Posted: Thu Mar 16, 2017 2:46 pm
by phileas
What games where you testing? I've just tested Rage and got a %87.45 cache hit rate.

Re: Making use of textures

Posted: Thu Aug 17, 2017 8:08 pm
by Jaga
You can also just copy the folder(s) you want Primo to cache to another drive temporarily, then delete the new copy. That is usually enough to force the contents into the read cache.

Re: Making use of textures

Posted: Sun Dec 10, 2017 5:35 pm
by primouser
Hi,
I observe similar behaviour. I bought PrimoCache maily to speed up loading for the games I play. In some games I see a very good cache hit rate and others there is a lot of cache missed. What makes me wonder since PrimoCache block cache should be at the lowest layer of disk access stack. I wonder if some game engines do obfuscate their data so that PrimoCache thinks it does one have them in its L1 cache (RAM).
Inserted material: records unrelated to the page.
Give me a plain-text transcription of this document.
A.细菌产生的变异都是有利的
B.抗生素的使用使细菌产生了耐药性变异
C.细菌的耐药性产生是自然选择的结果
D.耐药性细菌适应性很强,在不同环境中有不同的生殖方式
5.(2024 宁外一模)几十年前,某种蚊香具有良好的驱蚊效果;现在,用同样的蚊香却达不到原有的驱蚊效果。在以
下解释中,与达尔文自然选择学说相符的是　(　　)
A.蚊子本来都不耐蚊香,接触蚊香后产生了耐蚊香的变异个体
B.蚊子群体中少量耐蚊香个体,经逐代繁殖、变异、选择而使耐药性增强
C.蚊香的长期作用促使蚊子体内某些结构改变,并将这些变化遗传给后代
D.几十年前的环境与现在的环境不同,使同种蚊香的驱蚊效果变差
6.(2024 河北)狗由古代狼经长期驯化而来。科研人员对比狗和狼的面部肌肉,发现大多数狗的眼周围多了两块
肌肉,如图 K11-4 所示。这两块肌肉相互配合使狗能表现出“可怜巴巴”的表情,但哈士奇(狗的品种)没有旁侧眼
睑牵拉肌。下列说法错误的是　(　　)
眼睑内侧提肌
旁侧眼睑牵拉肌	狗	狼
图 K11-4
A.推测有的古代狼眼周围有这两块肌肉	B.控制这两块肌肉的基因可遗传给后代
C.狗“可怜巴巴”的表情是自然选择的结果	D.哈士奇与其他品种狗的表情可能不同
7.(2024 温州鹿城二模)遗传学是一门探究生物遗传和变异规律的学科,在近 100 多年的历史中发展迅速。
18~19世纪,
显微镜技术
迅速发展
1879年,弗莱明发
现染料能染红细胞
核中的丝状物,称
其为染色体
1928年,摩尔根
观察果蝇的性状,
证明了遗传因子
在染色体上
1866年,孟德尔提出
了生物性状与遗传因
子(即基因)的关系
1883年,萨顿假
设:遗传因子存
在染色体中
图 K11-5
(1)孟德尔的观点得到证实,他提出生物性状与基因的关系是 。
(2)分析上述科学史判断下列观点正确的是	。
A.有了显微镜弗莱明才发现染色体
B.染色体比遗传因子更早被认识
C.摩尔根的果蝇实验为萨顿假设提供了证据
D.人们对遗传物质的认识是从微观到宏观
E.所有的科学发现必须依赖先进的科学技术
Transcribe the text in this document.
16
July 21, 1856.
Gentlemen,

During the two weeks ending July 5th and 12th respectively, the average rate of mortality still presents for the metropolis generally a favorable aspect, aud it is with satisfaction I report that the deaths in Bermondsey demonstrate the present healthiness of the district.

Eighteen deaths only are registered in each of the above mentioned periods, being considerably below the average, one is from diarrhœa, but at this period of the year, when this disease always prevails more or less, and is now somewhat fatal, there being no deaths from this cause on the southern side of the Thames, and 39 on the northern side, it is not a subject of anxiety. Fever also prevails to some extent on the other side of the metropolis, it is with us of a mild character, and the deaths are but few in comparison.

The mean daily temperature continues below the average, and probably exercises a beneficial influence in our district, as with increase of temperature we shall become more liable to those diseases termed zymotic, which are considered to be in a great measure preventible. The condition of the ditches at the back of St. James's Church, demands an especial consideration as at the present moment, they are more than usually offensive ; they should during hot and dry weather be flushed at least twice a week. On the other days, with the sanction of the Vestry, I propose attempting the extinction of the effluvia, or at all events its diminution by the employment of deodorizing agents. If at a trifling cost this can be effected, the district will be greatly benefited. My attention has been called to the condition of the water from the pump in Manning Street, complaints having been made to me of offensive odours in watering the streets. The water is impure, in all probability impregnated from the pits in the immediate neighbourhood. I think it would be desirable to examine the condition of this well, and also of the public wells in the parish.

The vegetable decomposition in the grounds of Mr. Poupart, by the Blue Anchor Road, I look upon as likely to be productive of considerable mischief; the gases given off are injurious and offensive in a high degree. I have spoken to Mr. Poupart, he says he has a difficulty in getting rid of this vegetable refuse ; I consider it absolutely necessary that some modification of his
So my observation so far on two games. Both big open world games, different game engines.
Fallout 4 - about 97% cache hit.
GTA 5 - about 16% cache hit.

I use prefetch for both so cache data were saved and reloded across PC reboots.

For GTA 5 I have fresh statistics.
Total Read 96.85GB
Cached Read 15.57GB (16.1%)
L2Storage Read 0 (0.0%)
L2Storage Write 0
Total Write (Req) 1.79GB
Total Write (Done) 1.79GB (100.0%)
Urgent/Normal 0 / 0
Deferred Blocks 0 (0.0%)
Trimmed Blocks 0
Prefetch Done (9.94GB / 9.94GB)
Free Cache (L1/L2) 32.00MB / 0
Cache Hit Rate 16.08%

For Fallout 4 I have some old statistics, but should be comparable:
Total Read 41.35GB
Cached Read 39.46GB (95.4%)
L2Storage Read 0 (0.0%)
L2Storage Write 0
Total Write (Req) 680.5KB
Total Write (Done) 680.5KB (100.0%)
Urgent/Normal 0 / 0
Deferred Blocks 0 (0.0%)
Trimmed Blocks 0
Prefetch Done (7.49GB / 7.52GB)
Free Cache (L1/L2) 536.00MB / 0
Cache Hit Rate 95.44%

I hope PrimoCache development team could investigate this and improve cache hit rate for new games.

Also, I was wondering if these new games maybe use some DMA or RDMA to bypass OS disk access, but these features are reserved to professional graphic cards, like Tesla or Quadro. Regular nVidia cards cannot use them.